It’s always seemed strange to me that the company who own Newmann in Germany, and have a big reputation in the headphone and live microphone market, have always seemed a bit under represented in the lower priced studio microphone marketplace. The MK4 should help to correct this misconception, especially as it sells for under £200 in the UK, which makes it a very strong German manufactured contender against a lot of the competitors manufactured in China or manufactured using Chinese sourced capsules.
The Sennheiser MK4 is a condenser microphone for professional studio recording with a large 24-carat gold-plated diaphragm and, importantly, the diaphragm is manufactured in the same clean room as all high-end Sennheiser and Neumann condenser capsules.
At 485 grams in weight, the MK4 felt weighty and solid when unpacked and has a really nice retained screw holder when used without the optional elastic shock mount.
The MK4 has a fixed cardioid pattern and the on-axis frequency response is substantially flat with a very mild presence rise between 3 and 10kHz.
As always, the first test I did was with the spoken word which is a great guide to the ability of a microphone to transcribe naturally.
I found that the ideal distance between the microphone and speaker was around 5” to 6” (130 to 150cm) which gave an extremely natural recording. There is some proximity effect, which of course has its uses, but even so I would avoid close mik’ing of vocalists with the MK4. The low self noise figure makes this practical to do.
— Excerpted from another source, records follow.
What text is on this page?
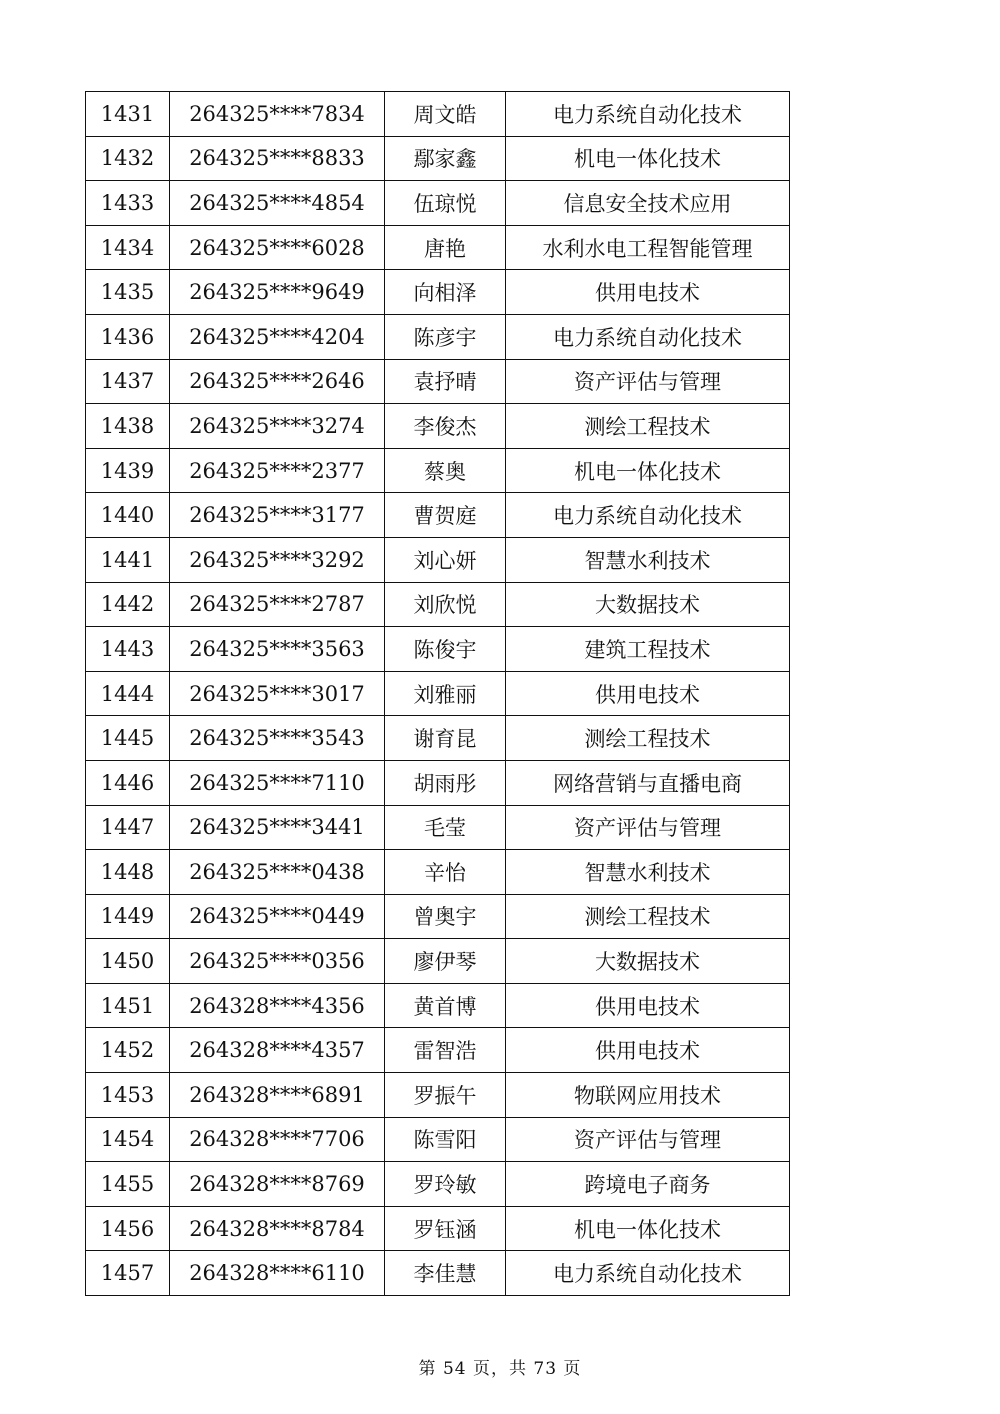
1431	264325****7834	周文皓	电力系统自动化技术
1432	264325****8833	鄢家鑫	机电一体化技术
1433	264325****4854	伍琼悦	信息安全技术应用
1434	264325****6028	唐艳	水利水电工程智能管理
1435	264325****9649	向相泽	供用电技术
1436	264325****4204	陈彦宇	电力系统自动化技术
1437	264325****2646	袁抒晴	资产评估与管理
1438	264325****3274	李俊杰	测绘工程技术
1439	264325****2377	蔡奥	机电一体化技术
1440	264325****3177	曹贺庭	电力系统自动化技术
1441	264325****3292	刘心妍	智慧水利技术
1442	264325****2787	刘欣悦	大数据技术
1443	264325****3563	陈俊宇	建筑工程技术
1444	264325****3017	刘雅丽	供用电技术
1445	264325****3543	谢育昆	测绘工程技术
1446	264325****7110	胡雨彤	网络营销与直播电商
1447	264325****3441	毛莹	资产评估与管理
1448	264325****0438	辛怡	智慧水利技术
1449	264325****0449	曾奥宇	测绘工程技术
1450	264325****0356	廖伊琴	大数据技术
1451	264328****4356	黄首博	供用电技术
1452	264328****4357	雷智浩	供用电技术
1453	264328****6891	罗振午	物联网应用技术
1454	264328****7706	陈雪阳	资产评估与管理
1455	264328****8769	罗玲敏	跨境电子商务
1456	264328****8784	罗钰涵	机电一体化技术
1457	264328****6110	李佳慧	电力系统自动化技术
第 54 页，共 73 页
Moving on to acoustic guitar the results were favourable, with the full frequency response of the guitar evenly reproduced, especially in the low mids where muddiness in inferior microphones is often evident.
And finally, for this first part of the test, on to electric guitar. In this case my Gibson Les Paul Standard playing though a VOX combo. The first thing to say, is that this microphone can deal with very high levels of input, certainly beyond my own limits of endurance when we pushed the VOX combo hard in a small room. The MK 4 is a real gem with electric guitar capturing both the body of the sound and the full harmonics that (for me) only the Gibson can produce. For close cabinet mik’ing, it’s important to point the MK4 directly at the centre of the speaker if you want to get that raw excited sound. Things dull down quite a bit if you mike off centre.
So after I’d had my fun, it was off to Alex Eden at his superb Factory Street Studio complex where the MK4 got the chance to feature in some of his recording sessions. Here’s what Alex had to say.
Reading back through my notes written at the time of the review, I notice me remembering that this is a sub £200 microphone with a high end German build quality and a detailed uncoloured sound. It is not going to give you that larger than life tube sound but that makes the MK4 just fine for most applications, and for the project and home studio : you are getting an awful lot, for very little money; and, just like German automobiles, the MK4 is going to go on working for a very long time!